Calvin can help us here. In the Institutes, you could almost say that the doctrine of the Trinity is his doctrine of God. The Reformer does not reflect on the Trinity after a prolonged discussion of the being and attributes of God. Without warning he simply introduces the subject in Book I , Chapter 13, "The Unity of the Divine Essence in Three Persons Taught, in Scripture, from the Foundation of the World". Calvin insists that God has revealed himself to us in Scripture as One God in three persons; Father, Son and Holy Spirit. He would have preferred a minimalist doctrine of the Trinity, saying, 'I wish, indeed that such names [theological terms like person, substance, etc] were buried, provided all would concur in the belief that the Father, Son, and Spirit, are one God, and yet that the Son is not the Father, nor the Spirit the Son, but each has his peculiar subsistence.' But in order to clarify and safeguard the truth in the face of heresy, Calvin was willing to employ the traditional formula that in the one divine essence there are three persons.
Contrary to more speculative teaching on the begotteness of the Son, the Reformer stressed that the Son did not receive his deity from the Father. He is God in his own right [autotheos] alongside the Father and the Spirit. The begotteness of the Son and spiration of the Holy Spirit should be understood relationally rather than causally. The Father is not to be conceived as the "fountainhead of the deity", communicating the divine essence to the Son and the Spirit. "the Godhead is absolutely of itself. And hence also we hold that the Son, regarded as God, without reference to his person, is also of himself; though we also say that, regarded as Son, he is of the Father. Thus his essence is without beginning, while his person has its beginning in God". (I:XIII:25). The Son, in his divine essence is I AM, the self-existing God. He does not derive his deity from the Father. He is Son in relation to the Father, but he is God because he is God. In the Godhead there is an order of persons; Father, Son and Holy Spirit, but no gradation of deity. Thus Calvin helped to correct subordinationist tendencies in the church's doctrine of the Trinity.

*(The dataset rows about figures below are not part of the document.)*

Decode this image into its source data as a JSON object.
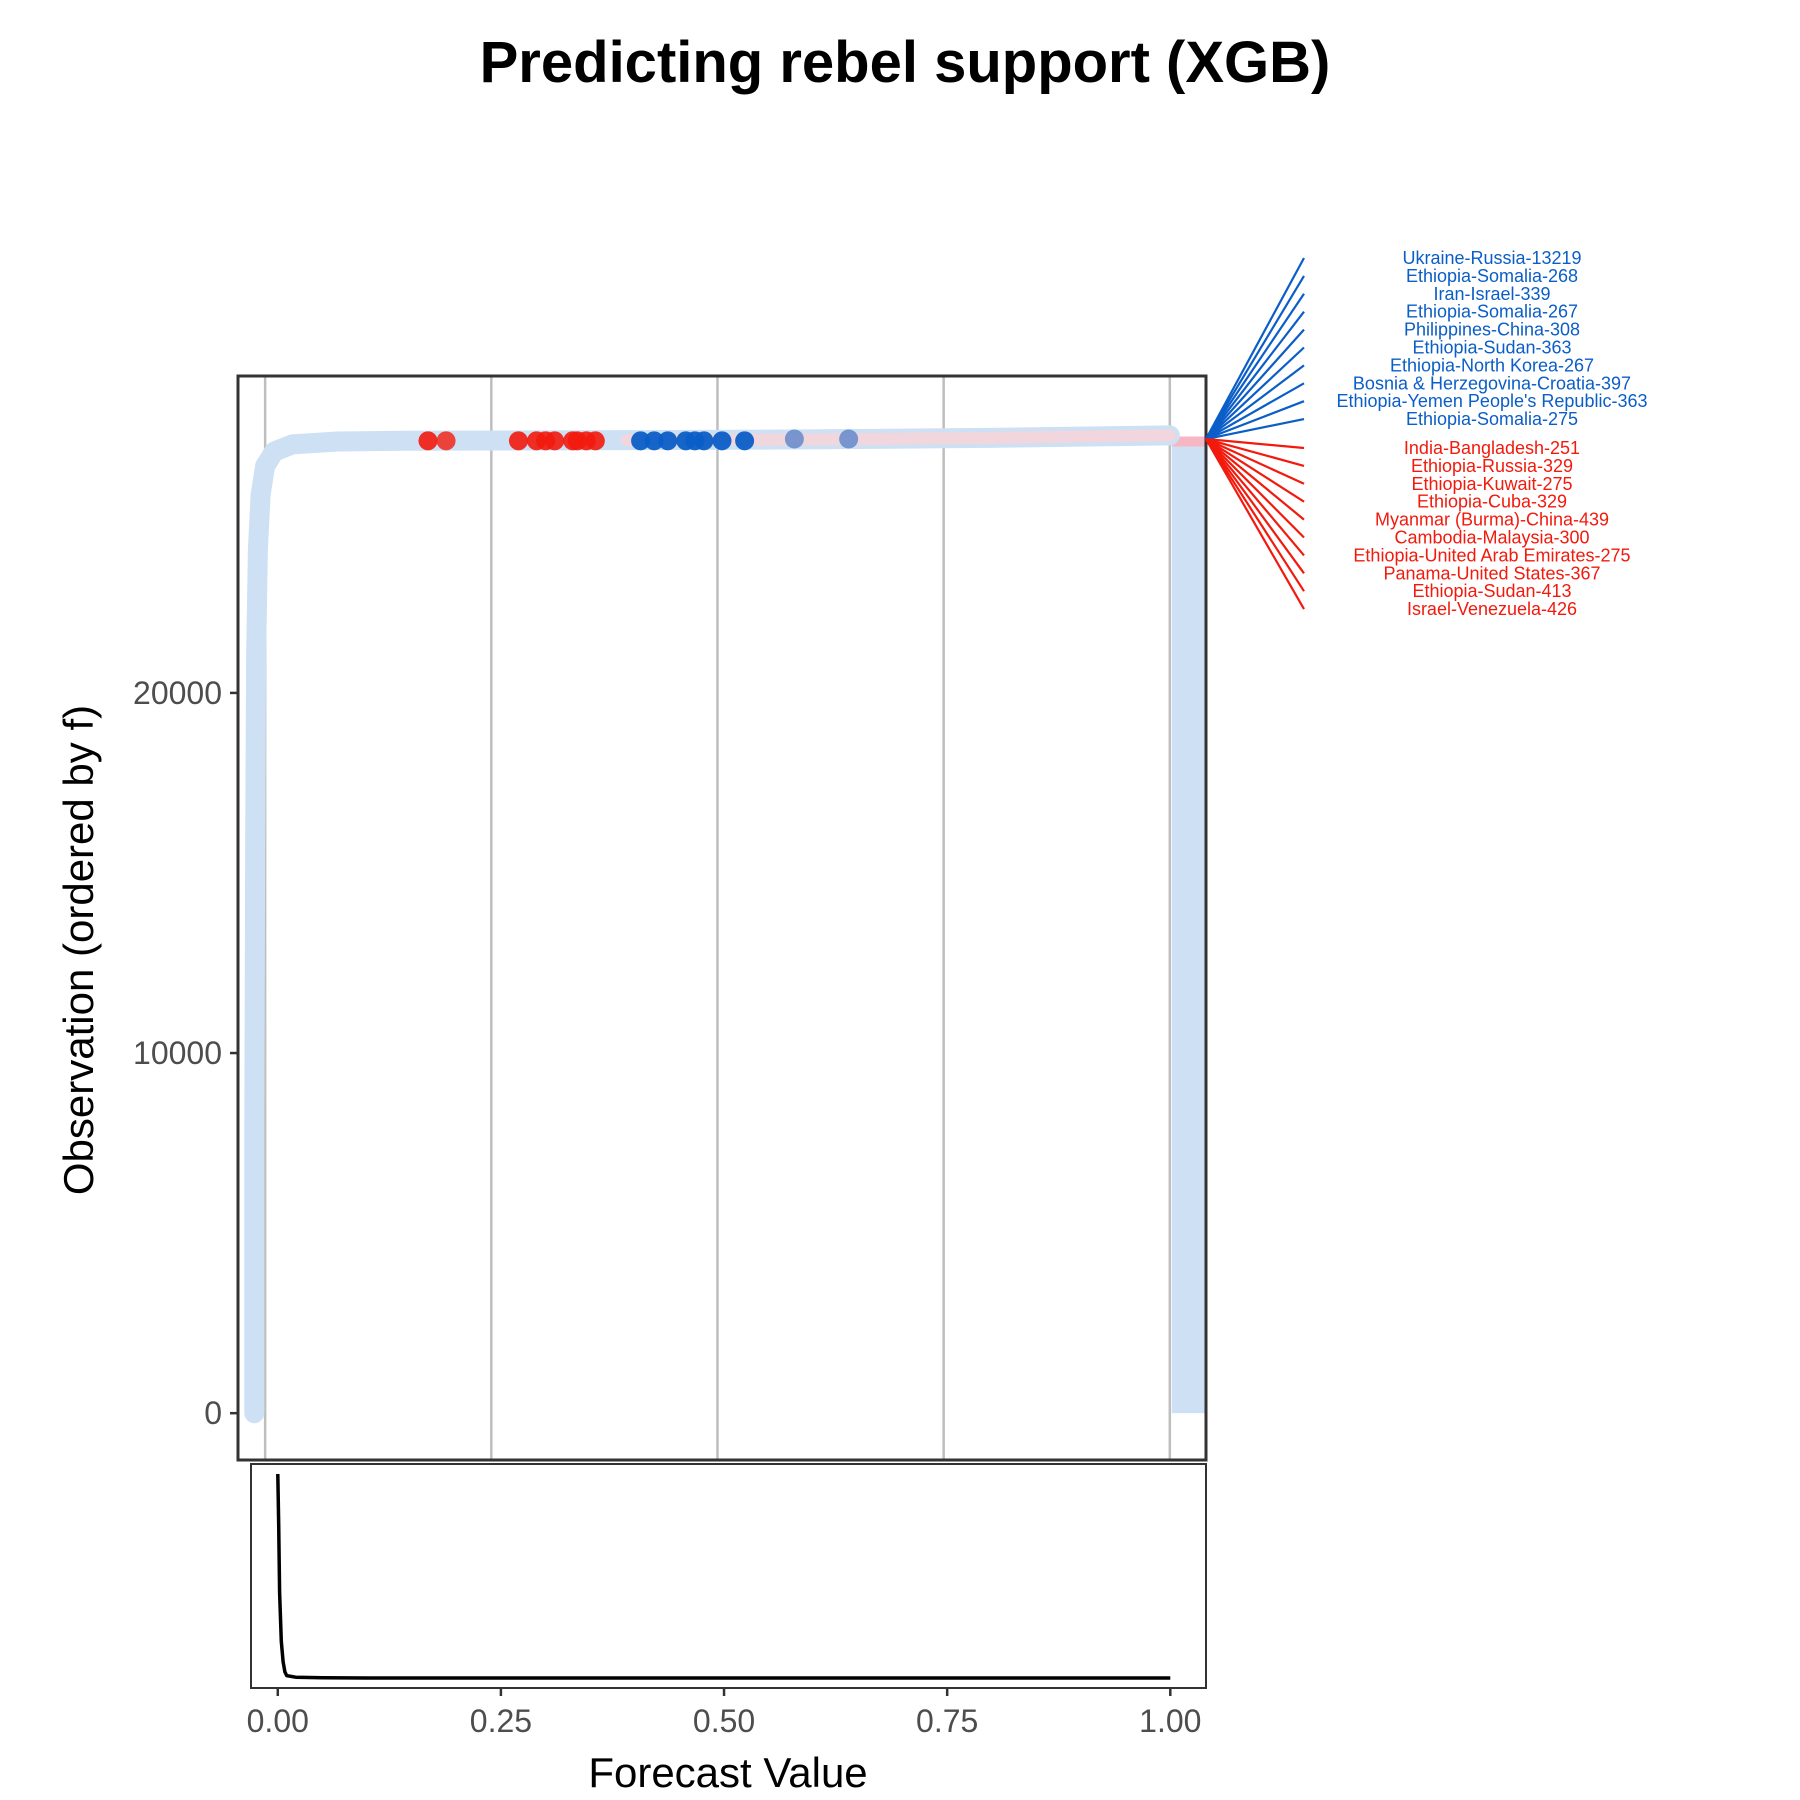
{
  "chart_data": {
    "type": "scatter",
    "title": "Predicting rebel support (XGB)",
    "xlabel": "Forecast Value",
    "ylabel": "Observation (ordered by f)",
    "xlim": [
      -0.03,
      1.04
    ],
    "ylim": [
      -1300,
      28800
    ],
    "x_ticks": [
      0.0,
      0.25,
      0.5,
      0.75,
      1.0
    ],
    "x_tick_labels": [
      "0.00",
      "0.25",
      "0.50",
      "0.75",
      "1.00"
    ],
    "y_ticks": [
      0,
      10000,
      20000
    ],
    "y_tick_labels": [
      "0",
      "10000",
      "20000"
    ],
    "grid": "vertical major",
    "n_observations": 27000,
    "colors": {
      "positive": "#0b5ec7",
      "negative": "#f21a0d",
      "background_points": "#cde0f4",
      "positive_light": "#aec9ee",
      "negative_light": "#fbd3d8",
      "density_line": "#000000",
      "panel_border": "#333333",
      "grid": "#bebebe"
    },
    "outcome_strip": {
      "x": 1.0,
      "y_range": [
        0,
        27000
      ],
      "color": "#cde0f4"
    },
    "highlighted_points": {
      "negative": [
        {
          "x": 0.18,
          "y": 27000
        },
        {
          "x": 0.2,
          "y": 27000
        },
        {
          "x": 0.28,
          "y": 27000
        },
        {
          "x": 0.3,
          "y": 27000
        },
        {
          "x": 0.31,
          "y": 27000
        },
        {
          "x": 0.32,
          "y": 27000
        },
        {
          "x": 0.34,
          "y": 27000
        },
        {
          "x": 0.345,
          "y": 27000
        },
        {
          "x": 0.355,
          "y": 27000
        },
        {
          "x": 0.365,
          "y": 27000
        }
      ],
      "positive": [
        {
          "x": 0.415,
          "y": 27000
        },
        {
          "x": 0.43,
          "y": 27000
        },
        {
          "x": 0.445,
          "y": 27000
        },
        {
          "x": 0.465,
          "y": 27000
        },
        {
          "x": 0.475,
          "y": 27000
        },
        {
          "x": 0.485,
          "y": 27000
        },
        {
          "x": 0.505,
          "y": 27000
        },
        {
          "x": 0.53,
          "y": 27000
        },
        {
          "x": 0.585,
          "y": 27050
        },
        {
          "x": 0.645,
          "y": 27050
        }
      ]
    },
    "forecast_curve": [
      {
        "x": -0.012,
        "y": 0
      },
      {
        "x": -0.012,
        "y": 8000
      },
      {
        "x": -0.011,
        "y": 16000
      },
      {
        "x": -0.01,
        "y": 21000
      },
      {
        "x": -0.008,
        "y": 24000
      },
      {
        "x": -0.005,
        "y": 25500
      },
      {
        "x": 0.0,
        "y": 26300
      },
      {
        "x": 0.01,
        "y": 26700
      },
      {
        "x": 0.03,
        "y": 26900
      },
      {
        "x": 0.08,
        "y": 26980
      },
      {
        "x": 0.15,
        "y": 27000
      },
      {
        "x": 0.4,
        "y": 27020
      },
      {
        "x": 0.6,
        "y": 27040
      },
      {
        "x": 0.8,
        "y": 27080
      },
      {
        "x": 1.0,
        "y": 27150
      }
    ],
    "positive_labels": [
      "Ukraine-Russia-13219",
      "Ethiopia-Somalia-268",
      "Iran-Israel-339",
      "Ethiopia-Somalia-267",
      "Philippines-China-308",
      "Ethiopia-Sudan-363",
      "Ethiopia-North Korea-267",
      "Bosnia & Herzegovina-Croatia-397",
      "Ethiopia-Yemen People's Republic-363",
      "Ethiopia-Somalia-275"
    ],
    "negative_labels": [
      "India-Bangladesh-251",
      "Ethiopia-Russia-329",
      "Ethiopia-Kuwait-275",
      "Ethiopia-Cuba-329",
      "Myanmar (Burma)-China-439",
      "Cambodia-Malaysia-300",
      "Ethiopia-United Arab Emirates-275",
      "Panama-United States-367",
      "Ethiopia-Sudan-413",
      "Israel-Venezuela-426"
    ],
    "density": {
      "x": [
        0.0,
        0.001,
        0.002,
        0.004,
        0.006,
        0.008,
        0.01,
        0.02,
        0.05,
        0.1,
        0.3,
        0.5,
        0.75,
        1.0
      ],
      "y": [
        1.0,
        0.75,
        0.42,
        0.18,
        0.08,
        0.03,
        0.012,
        0.004,
        0.001,
        0.0,
        0.0,
        0.0,
        0.0,
        0.0
      ]
    }
  }
}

For Calvin, the doctrine of the Trinity is not a matter of abstract theological reasoning. We confess this truth on the basis of divine self-revelation in Scripture. The Reformer shows us that the Trinity of the godhead must be central to the teaching, life and worship of the Church. We should take great delight in the fact that by grace we have been brought into communion with the one God who is Father, Son and Holy Spirit. Calvin commended Gregory of Nazianzus' wonderfully meditative teaching on the Trinity,
"No sooner do I conceive of the One than I am illumined by the Splendour of the Three; no sooner do I distinguish Them than I am carried back to the One. When I think of any One of the Three I think of Him as the Whole, and my eyes are filled, and the greater part of what I am thinking of escapes me. I cannot grasp the greatness of That One so as to attribute a greater greatness to the Rest. When I contemplate the Three together, I see but one torch, and cannot divide or measure out the Undivided Light."